While the cameras used in most cities are invaluable forensic tools in the aftermath of a crime, they alone are not very good at preventing crimes.
Companies such as ObjectVideo in Reston, Virginia, are working on intelligent surveillance that uses software to detect unusual patterns such as abandoned bags or suspicious driving. Cameras outfitted with such software are already installed in ports and military bases in the United States, Europe and Asia.
Some feel, however, governments are paralyzed by the debate over what should be done to better protect civilians from terrorism on public transit like buses and rail lines.
The Madrid attacks, however, were not followed by an appreciable increase in spending designed to secure mass transport from bombings, said John Pike, the president of GlobalSecurity, a defense industry think tank and research outfit.
“There was a (U.S. Congressional) hearing after the Madrid attacks last spring and then it just sort of went away,” said Mr. Pike.
If you’re waiting for intelligent surveillance to mesh with face-recognition programs and other software to secure your local subway stop, don’t hold your breath, said Doron Pely, vice president of publications for Homeland Security Research, a homeland security market research company.

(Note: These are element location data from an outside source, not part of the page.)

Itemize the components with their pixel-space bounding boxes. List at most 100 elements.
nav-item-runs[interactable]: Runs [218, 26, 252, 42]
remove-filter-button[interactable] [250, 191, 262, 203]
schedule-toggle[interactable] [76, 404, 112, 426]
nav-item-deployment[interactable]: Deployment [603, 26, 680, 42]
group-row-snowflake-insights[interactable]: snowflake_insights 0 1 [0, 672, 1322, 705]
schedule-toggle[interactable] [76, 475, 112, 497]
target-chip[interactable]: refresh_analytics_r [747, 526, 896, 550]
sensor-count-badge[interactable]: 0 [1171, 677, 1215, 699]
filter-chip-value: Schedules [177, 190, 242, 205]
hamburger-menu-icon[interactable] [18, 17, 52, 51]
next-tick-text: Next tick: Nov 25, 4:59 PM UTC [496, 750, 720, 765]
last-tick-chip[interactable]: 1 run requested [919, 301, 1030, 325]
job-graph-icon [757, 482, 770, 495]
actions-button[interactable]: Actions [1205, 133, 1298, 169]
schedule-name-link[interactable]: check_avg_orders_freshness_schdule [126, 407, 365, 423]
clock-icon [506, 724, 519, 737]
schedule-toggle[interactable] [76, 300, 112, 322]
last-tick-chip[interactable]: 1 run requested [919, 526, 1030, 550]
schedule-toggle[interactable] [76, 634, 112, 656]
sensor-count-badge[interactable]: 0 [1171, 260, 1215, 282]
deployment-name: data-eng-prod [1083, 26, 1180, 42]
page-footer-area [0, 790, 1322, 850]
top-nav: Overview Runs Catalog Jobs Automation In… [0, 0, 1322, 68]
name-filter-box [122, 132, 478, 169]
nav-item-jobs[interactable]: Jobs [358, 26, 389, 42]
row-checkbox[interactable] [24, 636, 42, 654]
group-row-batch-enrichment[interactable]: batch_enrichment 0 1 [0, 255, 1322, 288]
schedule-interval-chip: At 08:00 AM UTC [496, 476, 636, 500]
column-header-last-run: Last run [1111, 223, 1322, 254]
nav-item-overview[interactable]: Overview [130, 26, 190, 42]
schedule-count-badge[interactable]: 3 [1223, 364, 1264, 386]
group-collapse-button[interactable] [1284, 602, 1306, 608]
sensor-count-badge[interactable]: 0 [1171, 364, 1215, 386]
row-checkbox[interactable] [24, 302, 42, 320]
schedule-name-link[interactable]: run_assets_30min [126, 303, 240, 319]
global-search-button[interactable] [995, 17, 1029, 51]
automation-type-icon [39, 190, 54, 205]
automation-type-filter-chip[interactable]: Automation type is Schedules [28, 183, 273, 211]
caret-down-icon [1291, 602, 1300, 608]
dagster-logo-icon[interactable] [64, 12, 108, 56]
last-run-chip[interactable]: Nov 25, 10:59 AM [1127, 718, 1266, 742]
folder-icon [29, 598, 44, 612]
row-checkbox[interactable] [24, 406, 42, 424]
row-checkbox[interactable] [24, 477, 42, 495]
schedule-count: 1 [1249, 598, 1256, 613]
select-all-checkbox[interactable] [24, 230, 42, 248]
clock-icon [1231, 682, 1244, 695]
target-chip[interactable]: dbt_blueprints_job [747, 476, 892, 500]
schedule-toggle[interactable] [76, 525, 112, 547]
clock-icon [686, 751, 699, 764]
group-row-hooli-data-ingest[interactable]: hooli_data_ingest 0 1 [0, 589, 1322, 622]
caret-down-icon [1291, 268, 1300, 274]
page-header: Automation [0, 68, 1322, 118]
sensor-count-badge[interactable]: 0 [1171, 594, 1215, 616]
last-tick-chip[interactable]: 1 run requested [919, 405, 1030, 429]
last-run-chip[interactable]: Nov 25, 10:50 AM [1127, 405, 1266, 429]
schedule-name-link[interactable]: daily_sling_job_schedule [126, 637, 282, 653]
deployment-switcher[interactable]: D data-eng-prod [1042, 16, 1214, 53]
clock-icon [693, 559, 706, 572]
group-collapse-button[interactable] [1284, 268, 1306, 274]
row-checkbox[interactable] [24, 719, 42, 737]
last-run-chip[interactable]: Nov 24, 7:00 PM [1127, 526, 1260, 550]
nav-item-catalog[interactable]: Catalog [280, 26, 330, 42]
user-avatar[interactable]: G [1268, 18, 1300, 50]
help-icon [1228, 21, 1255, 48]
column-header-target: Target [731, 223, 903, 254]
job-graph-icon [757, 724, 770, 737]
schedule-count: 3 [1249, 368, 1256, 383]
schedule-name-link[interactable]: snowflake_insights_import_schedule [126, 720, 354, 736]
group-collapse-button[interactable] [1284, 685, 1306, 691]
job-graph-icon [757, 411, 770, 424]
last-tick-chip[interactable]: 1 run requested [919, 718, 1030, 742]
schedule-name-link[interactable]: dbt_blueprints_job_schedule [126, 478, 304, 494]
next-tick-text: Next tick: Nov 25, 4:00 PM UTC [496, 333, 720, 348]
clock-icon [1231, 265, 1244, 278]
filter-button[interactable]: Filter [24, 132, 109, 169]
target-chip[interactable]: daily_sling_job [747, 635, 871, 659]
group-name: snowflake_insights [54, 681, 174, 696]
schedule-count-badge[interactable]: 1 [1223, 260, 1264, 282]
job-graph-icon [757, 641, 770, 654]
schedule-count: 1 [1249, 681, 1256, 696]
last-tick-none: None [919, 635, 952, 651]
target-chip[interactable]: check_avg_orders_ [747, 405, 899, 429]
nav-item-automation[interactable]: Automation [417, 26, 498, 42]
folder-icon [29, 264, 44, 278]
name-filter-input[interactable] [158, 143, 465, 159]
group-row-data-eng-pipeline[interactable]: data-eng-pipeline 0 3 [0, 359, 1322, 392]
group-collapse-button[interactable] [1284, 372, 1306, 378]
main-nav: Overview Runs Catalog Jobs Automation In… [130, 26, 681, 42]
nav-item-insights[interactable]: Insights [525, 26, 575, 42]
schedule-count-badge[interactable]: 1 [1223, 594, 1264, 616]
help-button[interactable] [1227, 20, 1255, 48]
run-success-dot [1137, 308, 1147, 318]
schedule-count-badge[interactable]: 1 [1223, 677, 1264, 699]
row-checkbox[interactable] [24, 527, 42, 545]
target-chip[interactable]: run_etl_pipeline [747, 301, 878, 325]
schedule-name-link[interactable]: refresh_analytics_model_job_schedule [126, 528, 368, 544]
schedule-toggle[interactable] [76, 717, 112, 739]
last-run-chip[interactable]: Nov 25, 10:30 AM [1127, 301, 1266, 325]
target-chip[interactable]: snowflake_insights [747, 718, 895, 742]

Such devices can trigger false alarms. The ability of the gizmos to work with acceptable false positive rates in a busy transportation hub is many years away. Even a 1 percent false positive rate in a place like Grand Central Station could bring a mass transport network to its knees.
Stopping terrorists before they get anywhere near a subway entrance or bus stop is also a critical mission of homeland security. The United States National Security Agency monitors global cell phone and Internet traffic for suspicious phrases. DARPA, the Pentagon’s weird science department, is asking researchers to develop a machine that can instantly transcribe, translate, and prioritize some of the volumes of overheard chatter western spy agencies gather every day.

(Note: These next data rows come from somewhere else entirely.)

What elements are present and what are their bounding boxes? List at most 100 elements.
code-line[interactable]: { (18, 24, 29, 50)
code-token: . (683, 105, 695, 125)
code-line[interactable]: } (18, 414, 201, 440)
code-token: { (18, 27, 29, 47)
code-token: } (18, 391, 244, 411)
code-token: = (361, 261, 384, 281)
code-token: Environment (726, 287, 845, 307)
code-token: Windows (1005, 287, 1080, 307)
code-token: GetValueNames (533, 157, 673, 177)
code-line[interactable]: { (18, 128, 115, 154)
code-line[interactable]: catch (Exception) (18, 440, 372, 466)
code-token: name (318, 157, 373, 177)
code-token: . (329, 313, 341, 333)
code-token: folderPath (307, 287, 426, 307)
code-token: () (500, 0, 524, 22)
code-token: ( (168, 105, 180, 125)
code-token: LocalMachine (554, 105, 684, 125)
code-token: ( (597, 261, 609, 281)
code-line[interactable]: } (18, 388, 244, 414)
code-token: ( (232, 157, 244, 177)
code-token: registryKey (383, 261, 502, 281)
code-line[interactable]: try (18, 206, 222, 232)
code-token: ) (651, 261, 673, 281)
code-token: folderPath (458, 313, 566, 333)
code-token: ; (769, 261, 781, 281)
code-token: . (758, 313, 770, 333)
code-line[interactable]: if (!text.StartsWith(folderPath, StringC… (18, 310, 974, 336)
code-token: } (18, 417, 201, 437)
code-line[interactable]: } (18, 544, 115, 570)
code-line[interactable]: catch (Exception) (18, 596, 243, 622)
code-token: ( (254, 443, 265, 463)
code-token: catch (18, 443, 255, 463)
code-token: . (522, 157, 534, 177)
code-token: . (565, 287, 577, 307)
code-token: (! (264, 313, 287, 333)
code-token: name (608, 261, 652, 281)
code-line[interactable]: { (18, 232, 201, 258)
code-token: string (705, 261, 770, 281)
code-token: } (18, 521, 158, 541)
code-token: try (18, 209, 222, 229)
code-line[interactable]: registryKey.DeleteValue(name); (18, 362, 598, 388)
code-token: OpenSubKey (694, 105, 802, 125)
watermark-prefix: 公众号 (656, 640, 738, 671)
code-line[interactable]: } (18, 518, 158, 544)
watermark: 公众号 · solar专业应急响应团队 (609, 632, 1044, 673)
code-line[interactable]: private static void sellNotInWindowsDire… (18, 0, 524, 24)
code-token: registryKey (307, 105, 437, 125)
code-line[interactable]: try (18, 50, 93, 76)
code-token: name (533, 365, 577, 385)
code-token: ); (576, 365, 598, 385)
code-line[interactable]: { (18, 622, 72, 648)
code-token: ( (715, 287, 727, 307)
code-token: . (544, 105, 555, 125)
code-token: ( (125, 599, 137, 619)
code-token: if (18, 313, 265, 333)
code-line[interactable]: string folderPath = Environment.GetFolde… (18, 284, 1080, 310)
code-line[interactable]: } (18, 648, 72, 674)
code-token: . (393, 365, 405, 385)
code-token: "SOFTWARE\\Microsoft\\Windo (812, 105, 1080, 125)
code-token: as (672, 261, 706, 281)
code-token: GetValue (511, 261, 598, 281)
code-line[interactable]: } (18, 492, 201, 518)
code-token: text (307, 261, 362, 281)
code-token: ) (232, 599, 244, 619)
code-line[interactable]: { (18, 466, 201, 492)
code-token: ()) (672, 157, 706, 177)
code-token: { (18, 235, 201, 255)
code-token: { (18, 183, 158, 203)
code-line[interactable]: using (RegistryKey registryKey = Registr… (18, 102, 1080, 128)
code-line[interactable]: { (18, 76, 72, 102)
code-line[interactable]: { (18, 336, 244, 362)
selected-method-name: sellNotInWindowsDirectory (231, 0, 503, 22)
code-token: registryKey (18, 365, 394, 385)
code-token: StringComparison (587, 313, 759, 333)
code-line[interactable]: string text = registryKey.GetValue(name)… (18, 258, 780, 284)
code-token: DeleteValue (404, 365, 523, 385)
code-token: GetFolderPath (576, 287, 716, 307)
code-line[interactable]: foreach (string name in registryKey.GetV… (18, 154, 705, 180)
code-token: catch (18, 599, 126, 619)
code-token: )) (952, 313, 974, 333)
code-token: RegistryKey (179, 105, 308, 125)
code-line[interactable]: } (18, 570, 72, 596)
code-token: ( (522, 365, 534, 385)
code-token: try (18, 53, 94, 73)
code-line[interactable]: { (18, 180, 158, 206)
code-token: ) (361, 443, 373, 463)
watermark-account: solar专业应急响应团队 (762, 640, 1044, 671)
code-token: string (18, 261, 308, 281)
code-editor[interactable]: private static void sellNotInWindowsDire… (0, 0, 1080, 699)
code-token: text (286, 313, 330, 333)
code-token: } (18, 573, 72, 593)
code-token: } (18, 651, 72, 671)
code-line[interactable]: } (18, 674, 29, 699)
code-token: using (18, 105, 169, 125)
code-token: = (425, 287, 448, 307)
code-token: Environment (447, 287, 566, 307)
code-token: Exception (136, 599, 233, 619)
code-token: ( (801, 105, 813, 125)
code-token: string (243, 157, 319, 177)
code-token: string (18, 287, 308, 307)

Companies like Nexidia, a voice recognition software company in Georgia, are developing programs that can sift through thousands of hours of recorded conversations hunting for key words. Research firm Gartner put the worldwide 2004 speech recognition software market at $140 million.
But monitoring cell phone chatter won’t stop every would-be terrorist. The US-VISIT program uses digital finger scans and photographs to try to safeguard U.S. borders. The biometric program goes a step farther than the measures taken by most other countries.
Still, there are holes in the net. In February, Congress’ research arm, the Government Accountability Office, found that US-VISIT is not well managed and could be a sinkhole for taxpayer dollars.
The best defense may remain low tech. Mr. Pely pointed to Israel> as an example of a country that uses “warm bodies” over high tech to defend rail lines. In a country the size of Israel, posting well-trained soldiers at the entrance of every train station to look every passenger in the eye is possible. But it’s unrealistic in huge metropolises like New York or London.
Without the human element, says Mr. Pely, bombings like the one in London Thursday will be impossible to prevent no matter what technology is used.